The Apollo study will compare bitopertin against placebo on two main measures: how long patients can spend in light without pain each month and changes in whole-blood metal-free protoporphyrin IX (PPIX), a biomarker seen as indicative of clinical benefit for this disease.

“Maybe I just need to be a little clearer, because I hear everyone asking, like, ‘Oh, is there an issue? Is the FDA going to change their view on the Apollo trial?’” Quisel said during the call. “I feel like I can lean in pretty hard on that and say there’s just absolutely no evidence of that right now.”

Quisel emphasized that Disc will have opportunities for further discussions with regulators before submitting its response to the CRL. This includes a Type A meeting regarding the rejection itself. He pointed out that language in the CRL indicated more evidence from a study like Apollo would be necessary.

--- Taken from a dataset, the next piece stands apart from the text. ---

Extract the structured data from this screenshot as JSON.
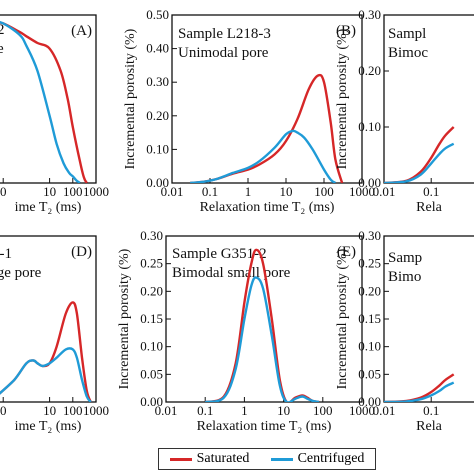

“I feel like the CRL is essentially pointing to the Apollo trial as designed as being the path to getting the data set that they would view as appropriate for supporting approval,” Quisel said.

Following news of these developments and despite earlier declines after rejection news broke, Disc shares rose 9% on Tuesday morning but remained below last week’s levels.

Quisel acknowledged disappointment over not achieving approval after earlier signals from meetings suggested smooth progress through regulatory channels. Bitopertin had received both accelerated review status and was granted a Commissioner’s National Priority Voucher—a program initiated by Commissioner Marty Makary intended for drugs addressing critical unmet needs requiring rapid assessment.

“There was ‘a rich record of the FDA aligning with us on this as the appropriate path for review,’” Quisel added. However, he noted that additional regulators involved later in reviews may apply different standards or perspectives: “I guess what we see here is a different standard that arose controlling the outcome... That’s how we see the arc of what went on here, although, to be honest, we don’t actually have a tremendous amount of information from the review process at this point.”

Reports surfaced last December indicating Center for Biologics Evaluation and Research chief Vinay Prasad became personally involved in reviewing Disc's application.

In response to Disc's February 13 rejection—one among several recent high-profile denials—BMO Capital Markets commented: “we feel compelled to call out the eroding credibility of the FDA review process.”